Originally posted by mikeSF do you have astrotracer?
It looks like they do as the EXIF says it was taken with a K-3ii. I second this suggestion. Depending on which direction you have the camera pointed you might be able to get to a 2 minute exposure with that lens without issues. Pointing it north would likely show more trailing in the corners since astro tracer doesn't do rotation only x/y movement but when you are that wide it still shouldn't be too much of a problem.
Shooting at f/8 is basically a no no for astro photography and typically I will only stop the lens down .5 to 1 stop unless it is one of my really old ones that needs more to overcome the fringing problems it has. Then with those I stack the images to drive down the noise.
For something like this I would say the best approach would be to do it as several shots. Do 4 to 8 with astrotracer at ISO 400, 60-90s each (120 if you don't get bad trailing in the corners), at f/4 to f/5.6. Then stack them (use something like DeepSkyStacker as it does a good job with stars) and bring out the detail in the sky and ignore the blury foreground. Then I would do a few non-astrotracer shot for the foreground until I got the right exposure.
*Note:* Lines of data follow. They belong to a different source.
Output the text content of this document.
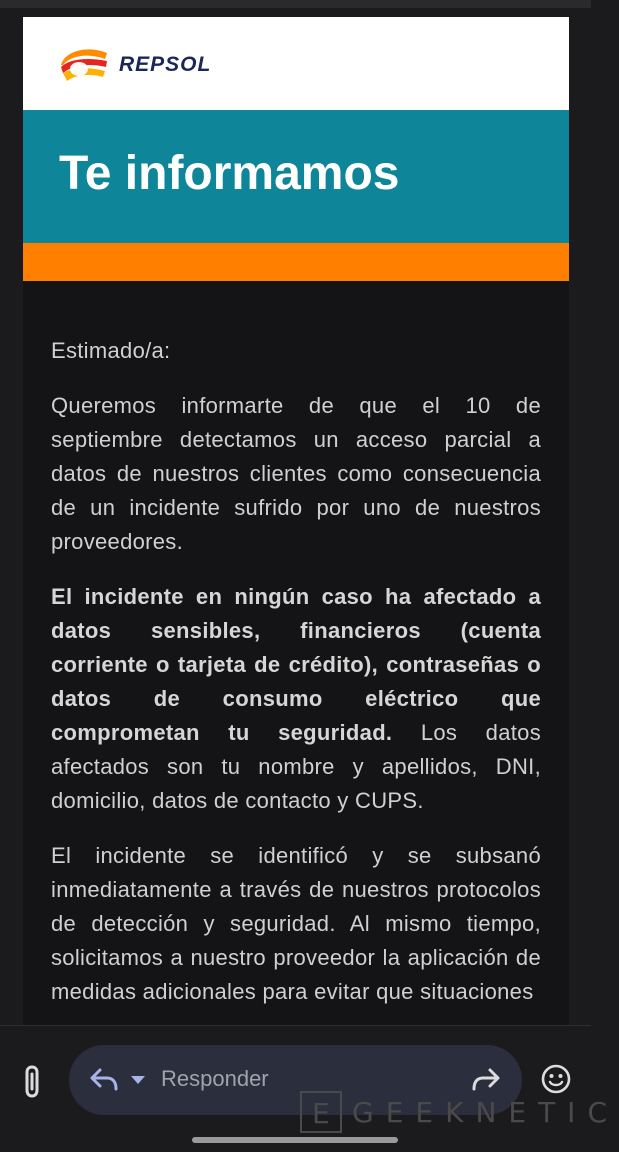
REPSOL
Te informamos

Estimado/a:

Queremos informarte de que el 10 de septiembre detectamos un acceso parcial a datos de nuestros clientes como consecuencia de un incidente sufrido por uno de nuestros proveedores.

El incidente en ningún caso ha afectado a datos sensibles, financieros (cuenta corriente o tarjeta de crédito), contraseñas o datos de consumo eléctrico que comprometan tu seguridad. Los datos afectados son tu nombre y apellidos, DNI, domicilio, datos de contacto y CUPS.

El incidente se identificó y se subsanó inmediatamente a través de nuestros protocolos de detección y seguridad. Al mismo tiempo, solicitamos a nuestro proveedor la aplicación de medidas adicionales para evitar que situaciones

Responder
E GEEKNETIC
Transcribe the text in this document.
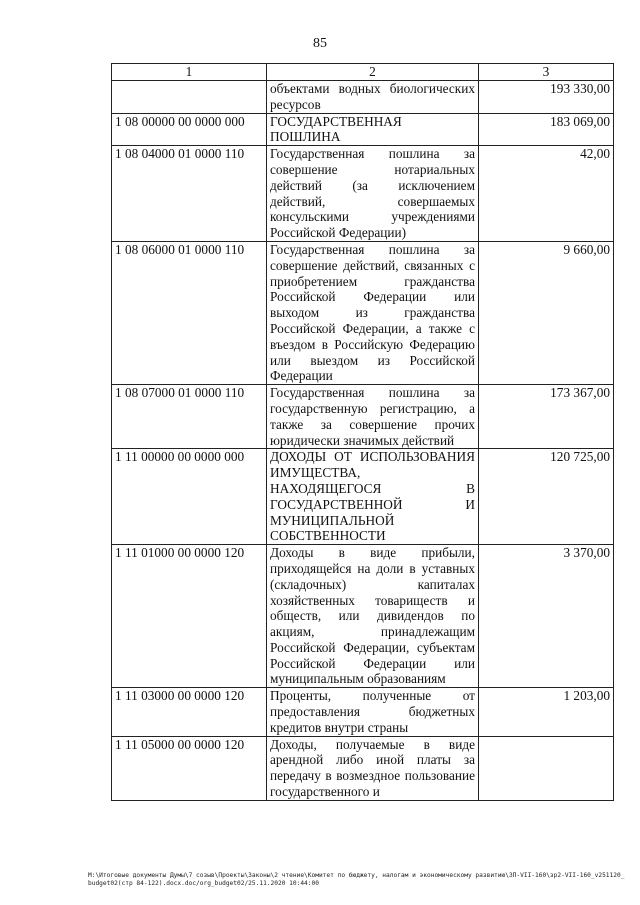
85
1	2	3
	объектами водных биологических ресурсов	193 330,00
1 08 00000 00 0000 000	ГОСУДАРСТВЕННАЯ ПОШЛИНА	183 069,00
1 08 04000 01 0000 110	Государственная пошлина за совершение нотариальных действий (за исключением действий, совершаемых консульскими учреждениями Российской Федерации)	42,00
1 08 06000 01 0000 110	Государственная пошлина за совершение действий, связанных с приобретением гражданства Российской Федерации или выходом из гражданства Российской Федерации, а также с въездом в Российскую Федерацию или выездом из Российской Федерации	9 660,00
1 08 07000 01 0000 110	Государственная пошлина за государственную регистрацию, а также за совершение прочих юридически значимых действий	173 367,00
1 11 00000 00 0000 000	ДОХОДЫ ОТ ИСПОЛЬЗОВАНИЯ ИМУЩЕСТВА, НАХОДЯЩЕГОСЯ В ГОСУДАРСТВЕННОЙ И МУНИЦИПАЛЬНОЙ СОБСТВЕННОСТИ	120 725,00
1 11 01000 00 0000 120	Доходы в виде прибыли, приходящейся на доли в уставных (складочных) капиталах хозяйственных товариществ и обществ, или дивидендов по акциям, принадлежащим Российской Федерации, субъектам Российской Федерации или муниципальным образованиям	3 370,00
1 11 03000 00 0000 120	Проценты, полученные от предоставления бюджетных кредитов внутри страны	1 203,00
1 11 05000 00 0000 120	Доходы, получаемые в виде арендной либо иной платы за передачу в возмездное пользование государственного и	
M:\Итоговые документы Думы\7 созыв\Проекты\Законы\2 чтение\Комитет по бюджету, налогам и экономическому развитию\ЗП-VII-160\зр2-VII-160_v251120_budget02(стр 84-122).docx.doc/org_budget02/25.11.2020 10:44:00
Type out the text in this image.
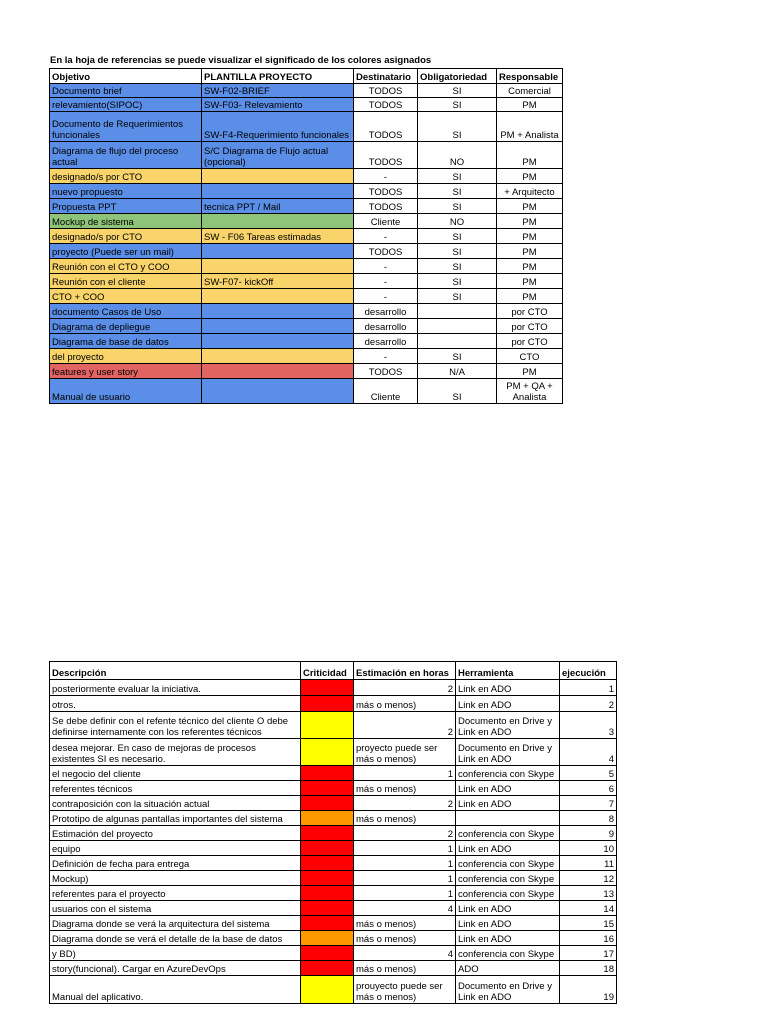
En la hoja de referencias se puede visualizar el significado de los colores asignados
Objetivo	PLANTILLA PROYECTO	Destinatario	Obligatoriedad	Responsable
Documento brief	SW-F02-BRIEF	TODOS	SI	Comercial
relevamiento(SIPOC)	SW-F03- Relevamiento	TODOS	SI	PM
Documento de Requerimientos funcionales	SW-F4-Requerimiento funcionales	TODOS	SI	PM + Analista
Diagrama de flujo del proceso actual	S/C Diagrama de Flujo actual (opcional)	TODOS	NO	PM
designado/s por CTO		-	SI	PM
nuevo propuesto		TODOS	SI	+ Arquitecto
Propuesta PPT	tecnica PPT / Mail	TODOS	SI	PM
Mockup de sistema		Cliente	NO	PM
designado/s por CTO	SW - F06 Tareas estimadas	-	SI	PM
proyecto (Puede ser un mail)		TODOS	SI	PM
Reunión con el CTO y COO		-	SI	PM
Reunión con el cliente	SW-F07- kickOff	-	SI	PM
CTO + COO		-	SI	PM
documento Casos de Uso		desarrollo		por CTO
Diagrama de depliegue		desarrollo		por CTO
Diagrama de base de datos		desarrollo		por CTO
del proyecto		-	SI	CTO
features y user story		TODOS	N/A	PM
Manual de usuario		Cliente	SI	PM + QA + Analista
Descripción	Criticidad	Estimación en horas	Herramienta	ejecución
posteriormente evaluar la iniciativa.		2	Link en ADO	1
otros.		más o menos)	Link en ADO	2
Se debe definir con el refente técnico del cliente O debe definirse internamente con los referentes técnicos		2	Documento en Drive y Link en ADO	3
desea mejorar. En caso de mejoras de procesos existentes SI es necesario.		proyecto puede ser más o menos)	Documento en Drive y Link en ADO	4
el negocio del cliente		1	conferencia con Skype	5
referentes técnicos		más o menos)	Link en ADO	6
contraposición con la situación actual		2	Link en ADO	7
Prototipo de algunas pantallas importantes del sistema		más o menos)		8
Estimación del proyecto		2	conferencia con Skype	9
equipo		1	Link en ADO	10
Definición de fecha para entrega		1	conferencia con Skype	11
Mockup)		1	conferencia con Skype	12
referentes para el proyecto		1	conferencia con Skype	13
usuarios con el sistema		4	Link en ADO	14
Diagrama donde se verá la arquitectura del sistema		más o menos)	Link en ADO	15
Diagrama donde se verá el detalle de la base de datos		más o menos)	Link en ADO	16
y BD)		4	conferencia con Skype	17
story(funcional). Cargar en AzureDevOps		más o menos)	ADO	18
Manual del aplicativo.		prouyecto puede ser más o menos)	Documento en Drive y Link en ADO	19
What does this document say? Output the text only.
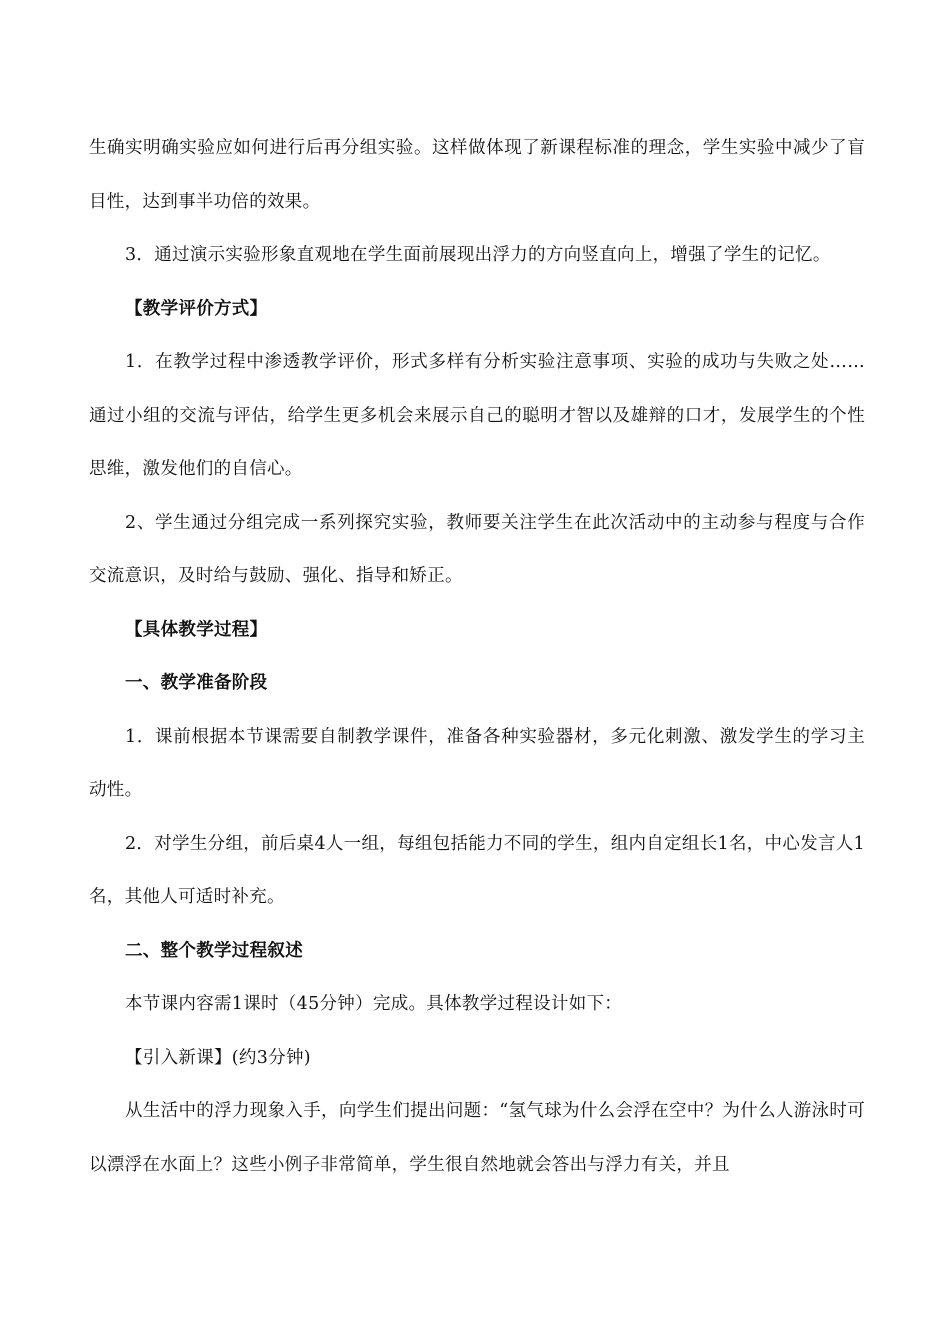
生确实明确实验应如何进行后再分组实验。这样做体现了新课程标准的理念，学生实验中减少了盲目性，达到事半功倍的效果。

3．通过演示实验形象直观地在学生面前展现出浮力的方向竖直向上，增强了学生的记忆。

【教学评价方式】

1．在教学过程中渗透教学评价，形式多样有分析实验注意事项、实验的成功与失败之处……通过小组的交流与评估，给学生更多机会来展示自己的聪明才智以及雄辩的口才，发展学生的个性思维，激发他们的自信心。

2、学生通过分组完成一系列探究实验，教师要关注学生在此次活动中的主动参与程度与合作交流意识，及时给与鼓励、强化、指导和矫正。

【具体教学过程】

一、教学准备阶段

1．课前根据本节课需要自制教学课件，准备各种实验器材，多元化刺激、激发学生的学习主动性。

2．对学生分组，前后桌4人一组，每组包括能力不同的学生，组内自定组长1名，中心发言人1名，其他人可适时补充。

二、整个教学过程叙述

本节课内容需1课时（45分钟）完成。具体教学过程设计如下：

【引入新课】(约3分钟)

从生活中的浮力现象入手，向学生们提出问题：“氢气球为什么会浮在空中？为什么人游泳时可以漂浮在水面上？这些小例子非常简单，学生很自然地就会答出与浮力有关，并且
Then I would combine the starfield with the foreground for the actual final image.
Man I would kill for a night sky like that. At 60 seconds at f/2.8 ISO400 (I think those are the settings I used) with the plastic fantastic 35mm f/2.4 in the dark place near me I have to do a lot of post processing to bring out any detail in the milky way. When I look up at the sky there it appears as a strip of slightly higher star density.